I have mentioned my future mother-in-law’s frugal ways on here before.
She reuses teabags. Keeps them piled on a plate in the kitchen, and uses them over and over again. Fair enough, she likes weak tea, but she makes tea for visitors out of second hand teabags regardless of how they like their tea.
She buys foods that her family don’t really like, because they last longer. So, she’ll buy a breakfast cereal the kids hate, and then the kids will only eat it when they’re starving. Extend this to everything in the house.
My parents spent my entire childhood telling me off for reading in the semi-dark (“You’ll ruin your eyes!”). My fMIL has turned the light off on me to save money and electricity. Even when it’s too dark to see the book properly, she didn’t approve of me having the light on to read if I was in a room by myself.

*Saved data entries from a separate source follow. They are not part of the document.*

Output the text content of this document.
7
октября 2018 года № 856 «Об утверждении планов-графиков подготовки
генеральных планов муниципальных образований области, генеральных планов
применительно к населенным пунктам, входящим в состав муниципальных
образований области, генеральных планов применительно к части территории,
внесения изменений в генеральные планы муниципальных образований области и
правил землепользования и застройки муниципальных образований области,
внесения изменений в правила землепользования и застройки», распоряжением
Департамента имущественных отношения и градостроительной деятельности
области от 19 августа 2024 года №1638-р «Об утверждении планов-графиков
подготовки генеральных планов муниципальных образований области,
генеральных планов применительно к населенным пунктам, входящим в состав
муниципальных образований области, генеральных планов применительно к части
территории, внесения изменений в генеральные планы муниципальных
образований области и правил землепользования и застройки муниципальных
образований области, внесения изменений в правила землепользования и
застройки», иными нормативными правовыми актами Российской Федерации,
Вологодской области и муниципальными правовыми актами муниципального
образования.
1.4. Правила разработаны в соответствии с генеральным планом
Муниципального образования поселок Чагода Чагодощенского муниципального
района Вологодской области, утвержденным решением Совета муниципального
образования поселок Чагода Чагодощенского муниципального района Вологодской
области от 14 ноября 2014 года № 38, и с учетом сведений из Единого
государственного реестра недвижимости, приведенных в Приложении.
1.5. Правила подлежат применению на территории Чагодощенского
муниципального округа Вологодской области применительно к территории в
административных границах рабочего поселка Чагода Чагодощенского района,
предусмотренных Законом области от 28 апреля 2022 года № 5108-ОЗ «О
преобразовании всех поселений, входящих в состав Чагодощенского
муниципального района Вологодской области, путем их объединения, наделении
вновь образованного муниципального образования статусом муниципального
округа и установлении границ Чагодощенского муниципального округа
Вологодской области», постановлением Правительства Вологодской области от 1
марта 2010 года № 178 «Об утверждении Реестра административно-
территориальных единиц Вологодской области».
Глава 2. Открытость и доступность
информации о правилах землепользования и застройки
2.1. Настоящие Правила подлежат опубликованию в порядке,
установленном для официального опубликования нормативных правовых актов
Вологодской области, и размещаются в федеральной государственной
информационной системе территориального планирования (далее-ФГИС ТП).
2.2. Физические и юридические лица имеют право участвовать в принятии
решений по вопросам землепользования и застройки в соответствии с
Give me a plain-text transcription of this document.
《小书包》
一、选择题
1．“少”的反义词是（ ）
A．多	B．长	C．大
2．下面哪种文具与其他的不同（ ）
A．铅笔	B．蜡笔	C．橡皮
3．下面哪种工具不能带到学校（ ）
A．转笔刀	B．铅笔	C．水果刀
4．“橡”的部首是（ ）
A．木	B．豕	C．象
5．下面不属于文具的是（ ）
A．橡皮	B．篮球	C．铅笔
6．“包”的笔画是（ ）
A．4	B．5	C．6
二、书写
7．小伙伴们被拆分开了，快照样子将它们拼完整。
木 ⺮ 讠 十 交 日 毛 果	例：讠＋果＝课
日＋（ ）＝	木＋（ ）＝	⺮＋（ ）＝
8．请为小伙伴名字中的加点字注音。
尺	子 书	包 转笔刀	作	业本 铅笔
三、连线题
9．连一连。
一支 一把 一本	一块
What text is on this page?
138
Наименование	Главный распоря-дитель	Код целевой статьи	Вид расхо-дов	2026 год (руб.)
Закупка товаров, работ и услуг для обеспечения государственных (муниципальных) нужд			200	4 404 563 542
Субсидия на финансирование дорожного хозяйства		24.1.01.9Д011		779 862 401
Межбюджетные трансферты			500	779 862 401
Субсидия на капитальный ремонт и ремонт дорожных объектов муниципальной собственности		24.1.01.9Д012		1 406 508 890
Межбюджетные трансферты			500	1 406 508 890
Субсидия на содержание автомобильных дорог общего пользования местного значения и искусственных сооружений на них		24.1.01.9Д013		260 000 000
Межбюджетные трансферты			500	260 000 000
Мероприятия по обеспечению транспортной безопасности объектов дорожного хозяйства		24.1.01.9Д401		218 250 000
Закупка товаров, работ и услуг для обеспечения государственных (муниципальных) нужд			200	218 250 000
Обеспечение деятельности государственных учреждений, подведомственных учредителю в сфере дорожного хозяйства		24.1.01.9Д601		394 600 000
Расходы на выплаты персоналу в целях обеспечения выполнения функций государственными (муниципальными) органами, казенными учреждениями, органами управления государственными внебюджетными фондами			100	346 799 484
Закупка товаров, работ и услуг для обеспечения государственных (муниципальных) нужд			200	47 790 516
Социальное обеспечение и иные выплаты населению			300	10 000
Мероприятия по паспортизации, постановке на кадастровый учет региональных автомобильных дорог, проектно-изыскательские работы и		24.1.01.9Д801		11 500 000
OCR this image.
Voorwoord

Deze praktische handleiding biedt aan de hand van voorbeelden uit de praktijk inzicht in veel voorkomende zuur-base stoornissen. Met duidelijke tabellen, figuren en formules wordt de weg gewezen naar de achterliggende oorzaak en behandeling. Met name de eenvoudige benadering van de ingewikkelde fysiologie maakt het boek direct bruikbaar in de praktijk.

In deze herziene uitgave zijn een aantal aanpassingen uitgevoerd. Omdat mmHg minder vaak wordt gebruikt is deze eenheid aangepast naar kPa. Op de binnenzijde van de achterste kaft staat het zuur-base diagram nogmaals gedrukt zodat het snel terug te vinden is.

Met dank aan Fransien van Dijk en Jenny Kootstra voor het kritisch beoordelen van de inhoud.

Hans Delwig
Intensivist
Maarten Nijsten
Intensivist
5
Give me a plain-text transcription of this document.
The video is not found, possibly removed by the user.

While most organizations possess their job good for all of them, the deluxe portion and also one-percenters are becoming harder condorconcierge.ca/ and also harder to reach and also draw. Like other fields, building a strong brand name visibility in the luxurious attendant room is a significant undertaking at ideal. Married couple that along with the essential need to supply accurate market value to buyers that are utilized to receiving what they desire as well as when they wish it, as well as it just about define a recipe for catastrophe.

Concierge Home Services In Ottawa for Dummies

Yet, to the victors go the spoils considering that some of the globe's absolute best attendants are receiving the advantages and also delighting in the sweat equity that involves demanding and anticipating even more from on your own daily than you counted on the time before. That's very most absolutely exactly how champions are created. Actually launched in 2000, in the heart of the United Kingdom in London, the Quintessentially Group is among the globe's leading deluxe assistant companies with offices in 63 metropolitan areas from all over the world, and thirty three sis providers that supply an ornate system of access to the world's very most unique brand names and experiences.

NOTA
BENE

She kept buying lawn edgers from garage sales because they were cheap. The fact that they were broken didn’t deter her - she bought a heap of the same type, and tried to get her son to raid them all for the parts to make one that worked. Unfortunately, all of them had exactly the same fault. So she keeps them in the shed in the hopes that one day, she will find a one that will have the part she needs to fix one of the other 6 she already has.
When we bought our house, the garden beds in front had bark - which I like - and the ones in back had those little red stones (Scorria?), which I hate. We were talking about the gardens and I said I wanted to get rid of the scorria because I hate it, and she got very angry and insistant that we don’t get rid of it because it’s expensive to buy. Now, to me, scorria is worthless because I dislike it but to her, because it costs so much to buy, liking it or disliking it is irrelevant and she thinks I should keep it. It’s this thinking that leaves me totally confused.
My uncle used to have two televisions - one on top of the other. Both were ancient, and while the picture tube was gone in one, the speaker was gone in the other. So to watch TV, they’d turn both on, the top one provided the sound and the bottom one the picture. They were too cheap to go out and buy a new TV, and used this arrangement for years.